The 3rd Panel of the Regional Labor Court (TRT) dismissed the appeal filed by a pregnant employee. The worker, who was waived pregnant, refused to return to work, but wanted to receive an indemnification for the entire period corresponding to the gestational stability.

The claimant, fired in January 2011, was notified by the defendant two months after the dismissal to reassume her position. As the claimant refused to do so, alleging hostility in the workplace, the Labor Court in Cruise decided that the worker was entitled to an indemnification related only to the period between the date of her dismissal and the date of the reception of the telegram summoning her to return to work.

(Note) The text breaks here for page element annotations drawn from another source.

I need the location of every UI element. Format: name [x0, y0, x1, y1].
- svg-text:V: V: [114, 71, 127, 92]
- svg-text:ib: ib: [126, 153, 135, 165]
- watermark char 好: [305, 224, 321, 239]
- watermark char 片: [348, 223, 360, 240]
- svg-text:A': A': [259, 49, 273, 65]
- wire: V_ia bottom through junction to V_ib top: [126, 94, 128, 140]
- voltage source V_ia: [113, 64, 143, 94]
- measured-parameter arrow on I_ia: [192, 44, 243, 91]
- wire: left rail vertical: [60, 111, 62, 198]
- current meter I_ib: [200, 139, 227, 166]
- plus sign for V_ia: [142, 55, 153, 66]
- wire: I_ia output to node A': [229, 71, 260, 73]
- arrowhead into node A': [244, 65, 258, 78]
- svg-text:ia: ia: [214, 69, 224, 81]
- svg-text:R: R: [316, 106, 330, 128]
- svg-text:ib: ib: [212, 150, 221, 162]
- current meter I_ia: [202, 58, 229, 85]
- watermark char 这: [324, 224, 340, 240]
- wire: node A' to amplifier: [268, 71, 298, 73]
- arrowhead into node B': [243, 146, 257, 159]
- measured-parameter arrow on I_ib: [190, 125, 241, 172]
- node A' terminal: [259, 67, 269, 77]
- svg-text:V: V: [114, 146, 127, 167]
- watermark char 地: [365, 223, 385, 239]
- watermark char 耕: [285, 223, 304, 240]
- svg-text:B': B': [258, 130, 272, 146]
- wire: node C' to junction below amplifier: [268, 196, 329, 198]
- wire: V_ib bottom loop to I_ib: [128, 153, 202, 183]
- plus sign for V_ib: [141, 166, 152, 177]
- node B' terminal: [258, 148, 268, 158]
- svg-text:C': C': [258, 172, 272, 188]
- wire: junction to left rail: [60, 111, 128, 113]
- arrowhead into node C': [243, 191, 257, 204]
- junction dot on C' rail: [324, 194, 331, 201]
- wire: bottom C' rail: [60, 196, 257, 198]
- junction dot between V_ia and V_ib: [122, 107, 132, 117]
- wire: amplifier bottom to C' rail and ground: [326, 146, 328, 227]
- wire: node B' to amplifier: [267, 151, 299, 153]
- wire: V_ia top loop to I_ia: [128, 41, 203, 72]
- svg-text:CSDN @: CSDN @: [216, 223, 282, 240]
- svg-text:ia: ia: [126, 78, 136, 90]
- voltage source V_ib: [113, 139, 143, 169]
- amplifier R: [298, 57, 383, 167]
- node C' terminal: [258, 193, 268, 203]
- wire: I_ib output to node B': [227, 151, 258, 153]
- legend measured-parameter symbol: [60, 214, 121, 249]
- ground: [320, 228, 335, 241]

Besides insisting on the "impossibility" of her reinstatement to work due to hostilities, the claimant also invoked the protection of the unborn child as a reason to pursue the reversal of the original decision.

However, her thesis was not accepted by the reporting judge José Pitas, for whom, although the gestational stability protects primarily the unborn child and not the mother, the worker could not waive her readmittance to work without satisfactorily show its impracticability.

The reporting judge also noted that the employer was not aware of the pregnancy of the worker when the dismissal since the conception had occurred a few days before. For the reporting judge, this demonstrates the good faith of the defendant since it provided to the worker her return to work.

The construction of the reporting judge was followed by the other members of the 3rd Panel. According to them, the purpose of the item "b" of section II of article 10 of the Transitory Constitutional Disposition Act (ADCT), which prohibits the arbitrary dismissal in cases of pregnancy worker, is the maintenance of the employment bond.

The unmotivated refusal to the readmittance provided by the employer during the stability period characterizes resignation of job security arising from the pregnancy, before the principle of freedom of labor. In this sense, the judges concluded that any indemnification would only be due by reason of impossibility of reinstatement of the employee, which was not actually proven in the case records.